Living with an anxiety disorder complicates things. Normal activities can take on unimaginable difficulty: traveling by airplane, taking road trips, going to class, getting in elevators and sleeping over at friends’ houses have all presented enormous challenges at different times in my life.

Anxiety complicated my excitement about coming to Yale. I had spent the past two years of high school grappling with, and just finally overcoming, some of the manifestations of my anxiety disorder. I had trouble sitting through fifty-minute classes and needed the seat closest to the door. I had a medical pass to take the breaks I found necessary to make it through my six-period day. I had just barely established a trusting relationship with my third therapist (I had seen two others in my middle and elementary school days — anxiety and I go way back).

Entering college, I was looking at four years of navigating mental healthcare virtually on my own, with all of the triggers that college presents: stress, lack of sleep, exhausting social interaction and intense self-analysis.

I’m not alone in this struggle. Today, 25 percent of Americans 18 and over are diagnosed with some type of mental illness. The rate is rising among college students, but that is not necessarily a bad thing — rather than indicating that more young adults are suffering from emotional issues, it might mean that more of those individuals are able to attend college due to advancements in psychiatric medication and university mental healthcare. As Stony Brook University’s Director of Counseling Jenny Hwang told The New York Times, this generation of students is entering college with complex personal histories.

“Now they’re bringing in life stories involving extensive trauma, a history of serious mental illness, eating disorders, self-injury, alcohol and other drug use,” Hwang told The Times.

In educating and housing young adults for a chunk of their lives, college staff and administrators take on a pretty heavy responsibility in terms of looking out for student mental health.

Yale certainly offers plenty of resources, with the University’s Mental Health & Counseling Department supplemented by student organizations like Walden Peer Counseling and Queer Peers.
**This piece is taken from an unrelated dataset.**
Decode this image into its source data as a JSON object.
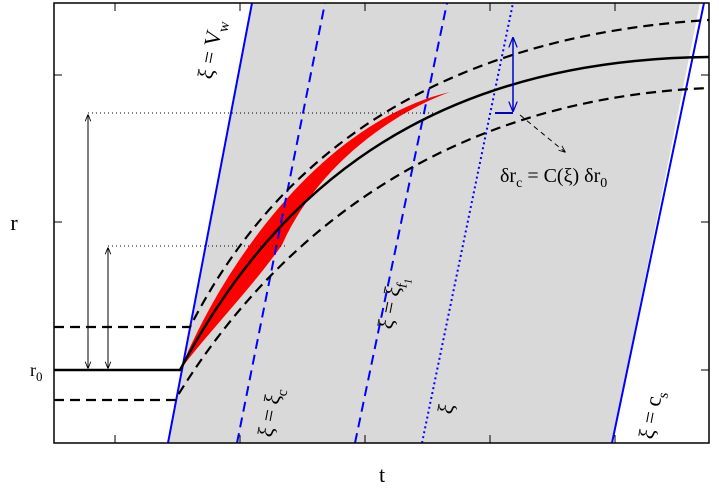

Yet it feels like there is a disconnect between the student population and the resources that seek to provide for our wellbeing. Yale does have the mental health resources it needs — but students don’t seem willing enough to use them.

There are a number of factors that discourage students from caring for their mental wellbeing: the stigma of mental illness, insufficient education on the symptoms of common emotional issues, fear of the implications of a positive diagnosis, pressure to feel as happy as our classmates claim they are. For all of our willingness to discuss sensitive issues, mental health is still a vastly under-discussed and misunderstood topic among Yalies. Upon learning that the topic of my op-ed was student mental health, a friend replied, “So Yale might be making me crazy?” Such dismissive generalizations may have no malicious intent, but they still contribute to an environment that marginalizes those who deal with mental illness.

Yale has come incredibly far in opening up student dialogue on issues such as sexual pressure, sexual orientation and substance abuse. It’s about time that the school initiate a new type of campus discourse: Yale needs to address depression, anxiety, compulsion, self-harm and disordered eating — mental issues endemic to today’s young adults. Of the many Camp Yale meetings I attended, none really prepared my classmates or me for dealing with emotional and mental issues. I have a more thorough background than most in recognizing symptoms of emotional distress, but who is passing this sort of knowledge on to my peers? Simply pointing out the presence of mental health resources isn’t enough.

I want to see Yale students addressing freshmen on issues of mental health next August. If we offered incoming students education on emotional issues half as comprehensive as our discussion of sexual health and consent, we’d be in a far better place.

But students and educators need to share the responsibility in enacting this sort of cultural shift. The social stigma of mental illness is still tangible to anyone who has tried to speak publicly about the issue. As gratifying as publishing this article may be, it’s still immensely scary to announce my anxiety to an audience. We Yalies put a lot of pressure on ourselves to be happy, thinking emotional wellbeing correlates with our success as students and human beings.

Students need to hear their peers openly discussing mental health to know that Yale is a safe space for not being “okay.” Communicating the frequency and normalcy of mental health problems, as well as acknowledging the symptoms that students may face, is the first step in bringing students closer to the University’s many resources for mental health. Let’s get talking.